Zingphen scrambled backward, his breath coming in ragged gasps. He looked at the assassin, and the Future Gaze triggered involuntarily.

He saw the blade coming for his throat. He saw the angle. He saw the shift in the assassin's weight.

Left. Dodge left. Then trip.

Zingphen's body screamed in protest. He was slow. He was uncoordinated. But he had the blueprint.

The assassin stabbed. Zingphen threw his body to the left, stumbling like a drunkard, but moving just enough so the blade tore his sleeve instead of his flesh. As the assassin overextended, Zingphen lashed out with his leg, tripping the man.

It wasn't a powerful technique. It was desperation. But it worked.

The assassin stumbled, and in that split second, a flash of silver light erupted.

Lian had drawn her sword. With a single, fluid stroke, she severed the assassin's head from his shoulders.

Silence returned to the forest, broken only by the rushing water of the waterfall.

Zingphen lay on the damp moss, his chest heaving, staring up at the canopy of leaves. His body ached. His head felt like it was splitting open from the overuse of his vision. He was trembling—still the weak, fearful boy.

But he was alive. And so was she.

Lian stood over the body of the assassin, her face pale. She turned to Zingphen, her eyes wide with shock. She looked at the torn sleeve, the bruise forming on his arm from the tackle, and then into his eyes.

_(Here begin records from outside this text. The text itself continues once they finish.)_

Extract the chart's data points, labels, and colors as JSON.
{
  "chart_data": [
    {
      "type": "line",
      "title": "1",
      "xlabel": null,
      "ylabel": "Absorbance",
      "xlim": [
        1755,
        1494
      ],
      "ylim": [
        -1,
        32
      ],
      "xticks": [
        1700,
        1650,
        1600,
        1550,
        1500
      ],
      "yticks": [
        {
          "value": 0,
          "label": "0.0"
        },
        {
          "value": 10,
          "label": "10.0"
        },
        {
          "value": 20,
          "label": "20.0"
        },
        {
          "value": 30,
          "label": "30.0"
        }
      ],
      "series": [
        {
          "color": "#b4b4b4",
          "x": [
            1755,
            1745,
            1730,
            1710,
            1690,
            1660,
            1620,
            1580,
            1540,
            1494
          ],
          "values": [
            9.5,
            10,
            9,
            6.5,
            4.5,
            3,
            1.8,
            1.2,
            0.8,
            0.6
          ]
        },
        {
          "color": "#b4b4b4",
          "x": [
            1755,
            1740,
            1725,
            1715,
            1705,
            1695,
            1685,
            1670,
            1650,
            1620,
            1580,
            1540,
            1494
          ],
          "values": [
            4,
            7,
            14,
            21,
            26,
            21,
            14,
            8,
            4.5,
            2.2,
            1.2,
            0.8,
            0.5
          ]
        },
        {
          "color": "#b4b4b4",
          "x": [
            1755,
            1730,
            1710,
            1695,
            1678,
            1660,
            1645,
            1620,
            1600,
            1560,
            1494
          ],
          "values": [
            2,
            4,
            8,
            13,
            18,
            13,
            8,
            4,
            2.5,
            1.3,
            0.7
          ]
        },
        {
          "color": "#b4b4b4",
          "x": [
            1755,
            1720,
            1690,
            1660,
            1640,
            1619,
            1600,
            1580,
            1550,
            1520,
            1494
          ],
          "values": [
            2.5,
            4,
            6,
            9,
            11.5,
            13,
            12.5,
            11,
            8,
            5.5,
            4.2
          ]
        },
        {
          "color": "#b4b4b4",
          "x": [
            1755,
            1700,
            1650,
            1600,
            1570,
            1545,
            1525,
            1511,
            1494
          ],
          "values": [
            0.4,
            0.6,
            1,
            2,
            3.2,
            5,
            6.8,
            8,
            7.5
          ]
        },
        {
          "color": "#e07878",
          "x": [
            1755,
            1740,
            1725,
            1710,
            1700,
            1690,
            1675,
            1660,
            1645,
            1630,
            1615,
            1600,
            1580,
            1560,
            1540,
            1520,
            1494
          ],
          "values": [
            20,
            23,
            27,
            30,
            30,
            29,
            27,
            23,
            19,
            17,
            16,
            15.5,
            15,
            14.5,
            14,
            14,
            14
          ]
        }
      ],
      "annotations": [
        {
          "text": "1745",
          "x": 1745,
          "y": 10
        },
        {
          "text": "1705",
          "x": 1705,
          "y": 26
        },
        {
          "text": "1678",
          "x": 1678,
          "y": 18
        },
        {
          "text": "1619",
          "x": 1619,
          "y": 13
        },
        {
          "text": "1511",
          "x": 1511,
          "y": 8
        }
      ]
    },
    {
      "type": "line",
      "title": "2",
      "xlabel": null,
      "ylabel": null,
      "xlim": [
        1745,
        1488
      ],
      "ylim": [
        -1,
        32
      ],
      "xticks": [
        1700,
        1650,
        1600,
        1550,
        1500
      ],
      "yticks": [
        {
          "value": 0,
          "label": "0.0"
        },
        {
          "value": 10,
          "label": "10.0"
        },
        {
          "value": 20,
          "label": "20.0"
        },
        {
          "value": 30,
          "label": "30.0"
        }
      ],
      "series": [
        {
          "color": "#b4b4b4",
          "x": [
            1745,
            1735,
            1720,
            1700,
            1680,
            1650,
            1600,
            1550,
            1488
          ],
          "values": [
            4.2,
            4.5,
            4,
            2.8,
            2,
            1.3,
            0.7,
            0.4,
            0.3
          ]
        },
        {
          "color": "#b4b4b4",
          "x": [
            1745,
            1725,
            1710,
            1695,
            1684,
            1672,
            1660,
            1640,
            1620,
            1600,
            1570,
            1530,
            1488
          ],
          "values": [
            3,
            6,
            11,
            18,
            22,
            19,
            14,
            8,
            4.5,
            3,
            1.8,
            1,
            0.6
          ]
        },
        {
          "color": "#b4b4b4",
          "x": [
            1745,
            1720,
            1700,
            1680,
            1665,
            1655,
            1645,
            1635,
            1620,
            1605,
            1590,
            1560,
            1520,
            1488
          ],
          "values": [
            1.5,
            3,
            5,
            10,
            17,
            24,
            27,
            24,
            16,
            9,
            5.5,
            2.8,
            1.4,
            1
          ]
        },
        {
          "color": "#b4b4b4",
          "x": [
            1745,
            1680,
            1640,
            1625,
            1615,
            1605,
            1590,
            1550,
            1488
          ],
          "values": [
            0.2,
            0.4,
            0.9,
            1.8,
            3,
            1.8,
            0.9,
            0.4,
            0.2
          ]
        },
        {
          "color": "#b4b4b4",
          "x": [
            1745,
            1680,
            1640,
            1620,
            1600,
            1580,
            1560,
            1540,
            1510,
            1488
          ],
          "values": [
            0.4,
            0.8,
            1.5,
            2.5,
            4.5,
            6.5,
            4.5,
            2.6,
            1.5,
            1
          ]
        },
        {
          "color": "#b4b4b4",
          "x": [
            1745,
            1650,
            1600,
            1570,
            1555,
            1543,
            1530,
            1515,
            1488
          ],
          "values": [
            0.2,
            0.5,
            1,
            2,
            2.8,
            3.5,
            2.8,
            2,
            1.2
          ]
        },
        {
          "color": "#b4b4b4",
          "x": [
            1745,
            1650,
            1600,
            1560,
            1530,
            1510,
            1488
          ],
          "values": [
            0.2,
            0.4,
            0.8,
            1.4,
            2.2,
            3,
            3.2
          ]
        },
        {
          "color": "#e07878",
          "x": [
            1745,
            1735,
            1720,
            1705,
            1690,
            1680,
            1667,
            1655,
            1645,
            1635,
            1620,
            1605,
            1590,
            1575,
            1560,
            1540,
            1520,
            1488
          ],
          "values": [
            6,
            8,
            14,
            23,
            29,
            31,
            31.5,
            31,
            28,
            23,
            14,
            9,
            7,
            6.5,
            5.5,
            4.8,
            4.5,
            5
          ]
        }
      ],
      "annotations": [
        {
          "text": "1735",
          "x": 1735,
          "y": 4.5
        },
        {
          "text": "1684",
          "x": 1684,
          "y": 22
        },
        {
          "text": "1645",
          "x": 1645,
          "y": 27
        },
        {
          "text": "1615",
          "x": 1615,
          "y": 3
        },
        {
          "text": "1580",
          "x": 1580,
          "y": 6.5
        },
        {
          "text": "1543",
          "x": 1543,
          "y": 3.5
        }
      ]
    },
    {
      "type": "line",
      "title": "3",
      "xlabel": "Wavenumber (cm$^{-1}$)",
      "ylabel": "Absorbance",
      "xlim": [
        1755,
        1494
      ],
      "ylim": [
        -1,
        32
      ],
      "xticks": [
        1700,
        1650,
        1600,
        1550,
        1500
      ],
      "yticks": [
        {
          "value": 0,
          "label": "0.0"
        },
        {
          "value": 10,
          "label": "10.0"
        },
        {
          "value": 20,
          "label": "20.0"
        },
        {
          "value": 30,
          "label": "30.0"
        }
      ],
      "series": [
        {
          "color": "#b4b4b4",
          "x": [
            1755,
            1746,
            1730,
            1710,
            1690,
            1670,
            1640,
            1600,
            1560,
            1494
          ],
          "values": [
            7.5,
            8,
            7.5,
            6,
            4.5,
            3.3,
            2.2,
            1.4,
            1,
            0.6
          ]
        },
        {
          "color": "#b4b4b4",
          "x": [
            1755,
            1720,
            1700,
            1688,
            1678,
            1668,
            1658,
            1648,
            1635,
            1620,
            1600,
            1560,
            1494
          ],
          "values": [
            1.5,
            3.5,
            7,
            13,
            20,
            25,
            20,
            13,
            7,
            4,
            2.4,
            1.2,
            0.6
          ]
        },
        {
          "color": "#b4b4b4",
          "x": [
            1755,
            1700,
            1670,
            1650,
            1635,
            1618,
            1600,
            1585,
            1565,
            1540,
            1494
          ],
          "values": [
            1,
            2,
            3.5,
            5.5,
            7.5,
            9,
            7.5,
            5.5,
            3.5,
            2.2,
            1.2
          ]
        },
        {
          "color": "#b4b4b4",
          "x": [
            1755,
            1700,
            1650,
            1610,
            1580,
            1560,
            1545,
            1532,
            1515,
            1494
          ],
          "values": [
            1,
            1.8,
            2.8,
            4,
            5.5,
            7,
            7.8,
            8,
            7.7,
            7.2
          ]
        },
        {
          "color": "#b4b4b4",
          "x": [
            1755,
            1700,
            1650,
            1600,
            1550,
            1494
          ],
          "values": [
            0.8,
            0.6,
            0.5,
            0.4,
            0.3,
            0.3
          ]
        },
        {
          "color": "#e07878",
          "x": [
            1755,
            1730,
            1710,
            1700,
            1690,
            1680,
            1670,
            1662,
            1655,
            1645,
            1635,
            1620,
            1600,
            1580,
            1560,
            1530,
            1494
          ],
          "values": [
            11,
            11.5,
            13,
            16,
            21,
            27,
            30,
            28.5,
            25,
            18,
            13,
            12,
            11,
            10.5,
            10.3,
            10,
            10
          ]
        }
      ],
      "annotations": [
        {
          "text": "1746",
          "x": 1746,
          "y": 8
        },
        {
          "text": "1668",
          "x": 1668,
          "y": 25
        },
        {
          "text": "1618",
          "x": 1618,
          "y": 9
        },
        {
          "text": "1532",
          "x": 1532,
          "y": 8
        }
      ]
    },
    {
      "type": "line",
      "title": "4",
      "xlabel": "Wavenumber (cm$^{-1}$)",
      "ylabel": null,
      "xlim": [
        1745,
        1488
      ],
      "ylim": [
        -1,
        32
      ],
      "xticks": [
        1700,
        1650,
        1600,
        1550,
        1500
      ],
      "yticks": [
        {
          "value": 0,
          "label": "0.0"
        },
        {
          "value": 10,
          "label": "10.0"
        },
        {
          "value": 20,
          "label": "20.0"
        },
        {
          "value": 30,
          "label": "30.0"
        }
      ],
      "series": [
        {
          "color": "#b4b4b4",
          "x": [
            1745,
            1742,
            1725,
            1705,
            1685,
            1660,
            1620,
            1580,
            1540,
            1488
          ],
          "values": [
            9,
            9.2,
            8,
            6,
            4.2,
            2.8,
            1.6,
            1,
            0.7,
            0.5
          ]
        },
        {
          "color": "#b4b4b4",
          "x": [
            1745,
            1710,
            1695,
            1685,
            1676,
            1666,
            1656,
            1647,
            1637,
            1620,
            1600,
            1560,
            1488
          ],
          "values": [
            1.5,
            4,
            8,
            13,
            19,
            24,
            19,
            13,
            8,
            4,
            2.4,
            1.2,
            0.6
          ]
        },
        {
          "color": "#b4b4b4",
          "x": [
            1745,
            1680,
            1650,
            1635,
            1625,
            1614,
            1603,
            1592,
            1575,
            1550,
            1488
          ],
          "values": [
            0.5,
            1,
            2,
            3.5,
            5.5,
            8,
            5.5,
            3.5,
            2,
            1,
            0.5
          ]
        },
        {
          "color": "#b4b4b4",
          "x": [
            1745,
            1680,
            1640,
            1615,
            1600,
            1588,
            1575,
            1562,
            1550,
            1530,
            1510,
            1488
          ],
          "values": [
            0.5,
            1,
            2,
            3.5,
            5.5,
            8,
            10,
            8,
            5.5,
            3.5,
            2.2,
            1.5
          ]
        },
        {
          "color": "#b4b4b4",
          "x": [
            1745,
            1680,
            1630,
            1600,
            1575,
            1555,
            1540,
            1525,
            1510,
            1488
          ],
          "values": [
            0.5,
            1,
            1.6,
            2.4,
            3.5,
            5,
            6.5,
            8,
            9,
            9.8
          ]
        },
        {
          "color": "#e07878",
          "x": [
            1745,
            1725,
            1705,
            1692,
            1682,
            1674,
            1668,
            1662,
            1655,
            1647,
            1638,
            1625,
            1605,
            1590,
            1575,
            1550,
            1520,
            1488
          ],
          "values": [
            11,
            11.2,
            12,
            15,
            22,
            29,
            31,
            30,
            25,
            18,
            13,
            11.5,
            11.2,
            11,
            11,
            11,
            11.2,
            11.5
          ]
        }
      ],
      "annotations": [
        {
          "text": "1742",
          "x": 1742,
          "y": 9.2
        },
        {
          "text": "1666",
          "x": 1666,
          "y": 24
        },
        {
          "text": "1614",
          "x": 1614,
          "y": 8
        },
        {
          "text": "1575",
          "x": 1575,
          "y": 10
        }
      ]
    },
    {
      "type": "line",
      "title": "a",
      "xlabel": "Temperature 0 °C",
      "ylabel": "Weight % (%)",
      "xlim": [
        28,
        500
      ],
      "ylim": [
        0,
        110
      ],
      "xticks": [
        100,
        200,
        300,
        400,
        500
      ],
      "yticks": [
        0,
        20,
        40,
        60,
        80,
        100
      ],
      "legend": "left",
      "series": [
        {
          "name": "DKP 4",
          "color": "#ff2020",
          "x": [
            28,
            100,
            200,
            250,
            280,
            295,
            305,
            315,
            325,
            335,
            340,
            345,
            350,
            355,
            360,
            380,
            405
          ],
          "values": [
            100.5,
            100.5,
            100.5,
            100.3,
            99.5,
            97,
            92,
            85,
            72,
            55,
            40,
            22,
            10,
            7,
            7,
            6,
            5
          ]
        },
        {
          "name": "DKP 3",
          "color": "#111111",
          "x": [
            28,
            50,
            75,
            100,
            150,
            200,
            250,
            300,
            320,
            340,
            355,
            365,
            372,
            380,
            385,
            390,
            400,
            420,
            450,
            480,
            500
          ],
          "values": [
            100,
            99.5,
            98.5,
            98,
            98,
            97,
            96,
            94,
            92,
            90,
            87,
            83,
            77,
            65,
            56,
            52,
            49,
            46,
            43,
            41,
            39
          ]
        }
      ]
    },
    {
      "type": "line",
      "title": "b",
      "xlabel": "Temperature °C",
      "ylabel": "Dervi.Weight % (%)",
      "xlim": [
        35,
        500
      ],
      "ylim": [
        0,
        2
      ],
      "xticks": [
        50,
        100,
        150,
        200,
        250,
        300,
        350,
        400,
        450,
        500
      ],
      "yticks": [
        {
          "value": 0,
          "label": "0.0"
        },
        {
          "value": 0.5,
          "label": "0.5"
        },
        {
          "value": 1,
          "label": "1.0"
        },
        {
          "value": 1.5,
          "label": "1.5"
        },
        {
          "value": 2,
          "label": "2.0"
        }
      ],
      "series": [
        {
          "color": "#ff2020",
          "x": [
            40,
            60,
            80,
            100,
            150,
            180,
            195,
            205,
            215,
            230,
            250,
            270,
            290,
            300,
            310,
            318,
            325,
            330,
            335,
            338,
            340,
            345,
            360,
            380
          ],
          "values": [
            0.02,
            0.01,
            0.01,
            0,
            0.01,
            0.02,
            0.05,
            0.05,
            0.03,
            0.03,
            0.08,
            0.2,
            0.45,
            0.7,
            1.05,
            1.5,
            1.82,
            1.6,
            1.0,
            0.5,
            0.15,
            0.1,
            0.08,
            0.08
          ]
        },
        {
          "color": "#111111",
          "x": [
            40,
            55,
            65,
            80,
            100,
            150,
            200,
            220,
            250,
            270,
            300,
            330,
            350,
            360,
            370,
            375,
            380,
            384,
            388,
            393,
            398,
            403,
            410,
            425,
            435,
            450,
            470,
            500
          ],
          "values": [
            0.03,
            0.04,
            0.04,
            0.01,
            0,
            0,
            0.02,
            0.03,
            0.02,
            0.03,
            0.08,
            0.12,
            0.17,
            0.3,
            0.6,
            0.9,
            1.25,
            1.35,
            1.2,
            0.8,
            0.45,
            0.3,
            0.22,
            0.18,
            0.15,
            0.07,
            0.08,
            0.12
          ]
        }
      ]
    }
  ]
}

"Zingphen," she breathed, sheathing her sword and kneeling beside him. "How did you know? You... you have no cultivation. You shouldn't have been able to sense him."

Zingphen sat up, wincing. He looked at the dead assassin, then at the woman he had saved. He wanted to tell her about the vision. He wanted to tell her about the time travel. But the words died in his throat. Who would believe a child claiming to see the future?

"I... I saw a reflection in the water," he lied, his voice raspy. "And... I guessed."

Lian stared at him, searching his face. She didn't look entirely convinced, but she didn't press. "You saved my life. You risked your own life for me."

Zingphen looked at his hands. They were still shaking. He felt no pride. He only felt the crushing weight of how close it had been. He had seen the future, but he had barely been able to change it. If Lian hadn't been there to deliver the killing blow, he would have died. His power was a window, but he was still too weak to climb through it.

"I was just tired of being a victim," Zingphen whispered, more to himself than to her.

Lian helped him to his feet. "You are no victim, Zingphen. Today, you were a warrior."

She looked at him with a new respect, a light in her eyes that he had never seen in his previous life. "Come. We must report this to the Sect Master. You will be rewarded."

Zingphen nodded, following her silently. As they walked back toward the sect, he looked up at the peaks of the mountains. In his vision, these mountains were graves. In his past life, he had walked them as a ghost.

'I can see the end,' he thought, clutching his bruised chest. 'But I am still learning how to walk.'

He had changed one small thread of fate today. But the tapestry of the future was vast and terrifying. He had saved Lian, but the assassin was just a ripple in a much larger pond.

Zingphen glanced at his reflection in a puddle as they passed. A boy looked back, but the eyes were ancient, filled with a sorrow that no fourteen-year-old should possess.

He was the Seer. The failure who had returned. And his long journey to redemption had only just begun.